Driving while impaired by alcohol or drugs is a serious problem, estimated to be linked to one-third of traffic deaths each year. So it's the target of increasing attention and enforcement. But that doesn't mean that every charge brought is valid, or that all law enforcement techniques are reliable (many aren’t) or will protect your legal rights.
Whether it's called ''driving under the influence'' (DUI) or ''driving while impaired'' (DWI), every state makes it a crime to drive while intoxicated by alcohol, and sets 08% blood alcohol content as a per se for drivers age 21 and above (lower benchmarks apply to commercial drivers and drivers younger than 21). Many states also recognize a lesser offense for those demonstrably impaired by alcohol, drugs, or a combination. The greater offense, usually called DUI, is typically a felony punishable by a year in jail; the lesser offense (usually DWI) a misdemeanor subject to several months in jail.
Besides imprisonment, a DUI conviction can also bring fines, and license suspension or limits, plus bring higher insurance premiums. It can affect some occupational licenses or immigration status. Repeat offenses, or driving on a suspended license, can bring heavier penalties, with significant jail time.

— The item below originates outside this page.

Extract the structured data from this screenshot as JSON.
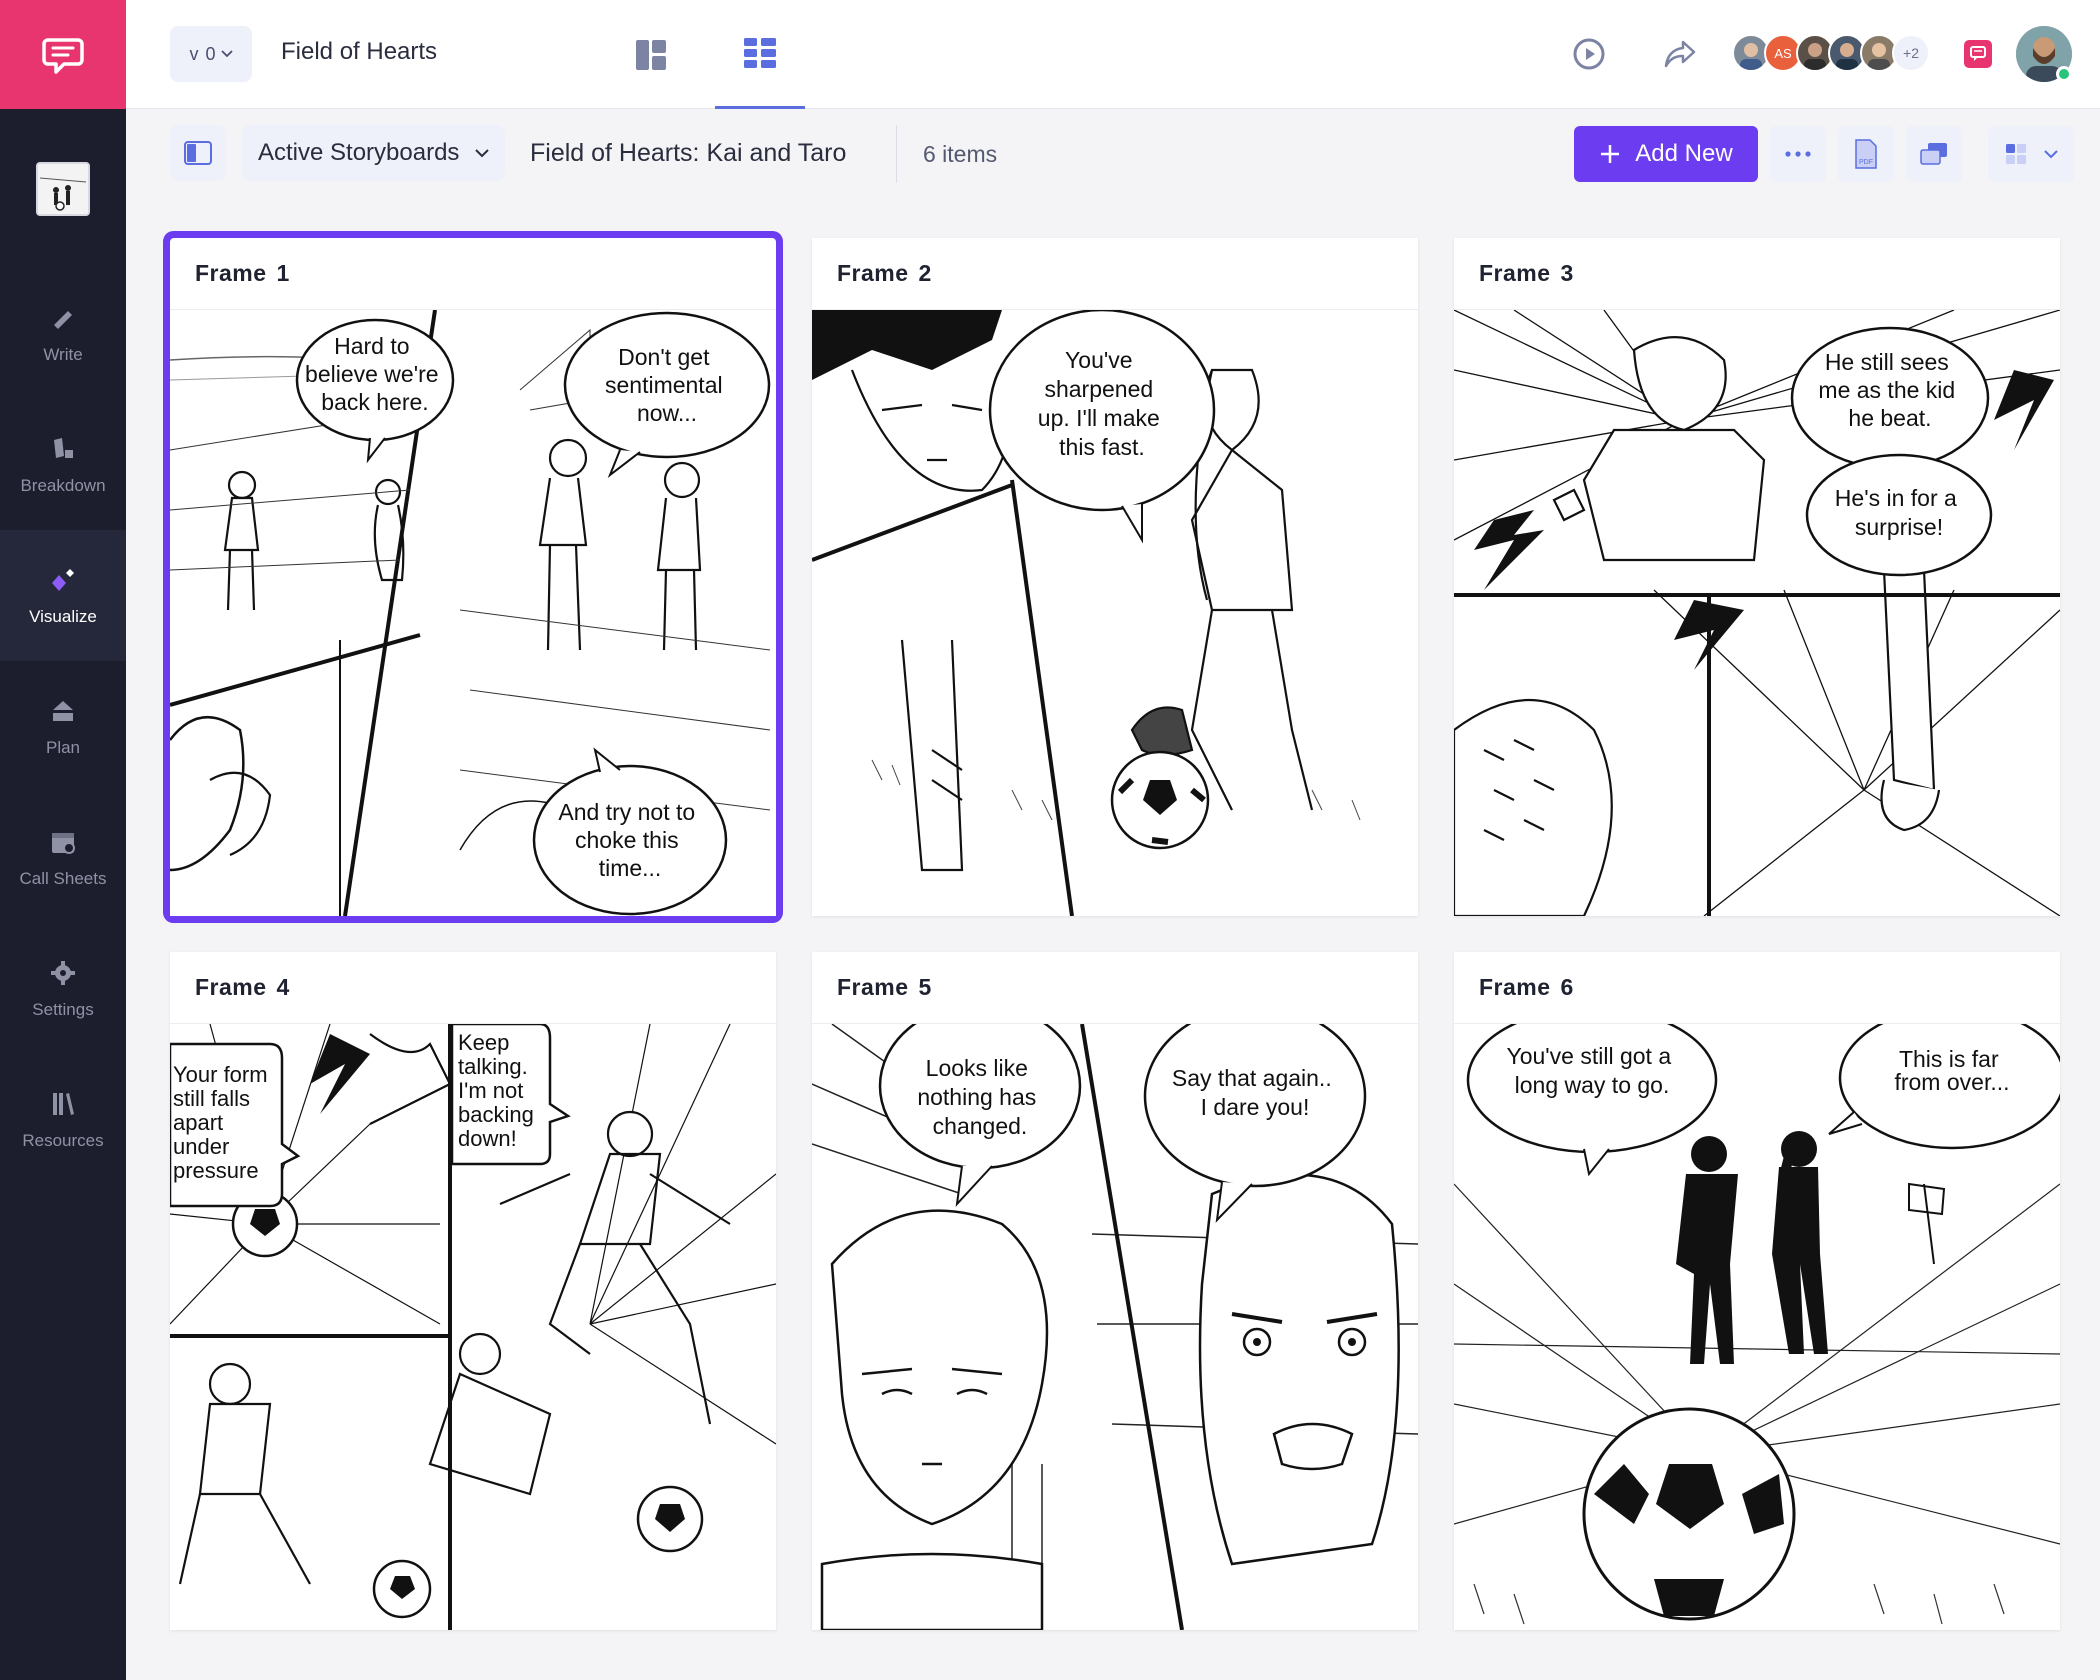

If You're Stopped by Police
Although the Constitution doesn't give you the right to drive (the state does by giving you a driver’s license), police stops or police actions after stops can’t violate the Constitution. Local police and other state law enforcement agents can take reasonable steps to enforce the law, but can’t violate the Fourth Amendment's bar on unreasonable searches and seizures. So there needs to be something to give the police a reasonable suspicion of a law violation (such as a missing taillight or a driver operating the vehicle in a way that reasonably suggests the driver may be DUI.).
The police will indicate you should stop (do so), then ask for your identification, registration and insurance information (provide it), and then question you (keep your hands in plain sight, and say nothing). You may be asked if you've been drinking (decline to answer, unless the honest answer is no). You’re within your legal rights not to answer, and if you have been drinking, you probably don't want to admit it. The police may ask you to perform some roadside ''field tests,'' like walking heel-to-toe, standing on one leg; or having your gaze follow a moving object. Bad news: they’re highly subjective and hard to pass, even if sober. Good news: you can also decline to take these.
Every state has a ''consent law'' requiring you to forfeit your driver's license if you refuse to take a breath or blood test. So if the police still suspect you're intoxicated, they may ask you to take a breath test on a portable breathalyzer, or arrest you and take you to the stationhouse for either a blood test or a breath test on a more sophisticated breathalyzer.Last summer, the U.S. Supreme Court decided three cases making clear state and local police must obtain warrants before performing blood tests for alcohol content, but they need not have a warrant before doing a breath test for alcohol.
If You're Charged with DUI
You may legal defenses (the police had no reason to stop you, or violated procedures) or factual defenses (like flawed tests or observations). Perhaps you were over your limit on drinks, but your charge could be reduced (by entering an alternative disposition program). For any of these, you'll need a competent, experienced DUI lawyer's assistance. Besides a criminal charge, you also have to deal promptly with an administrative proceeding to get your license reinstated.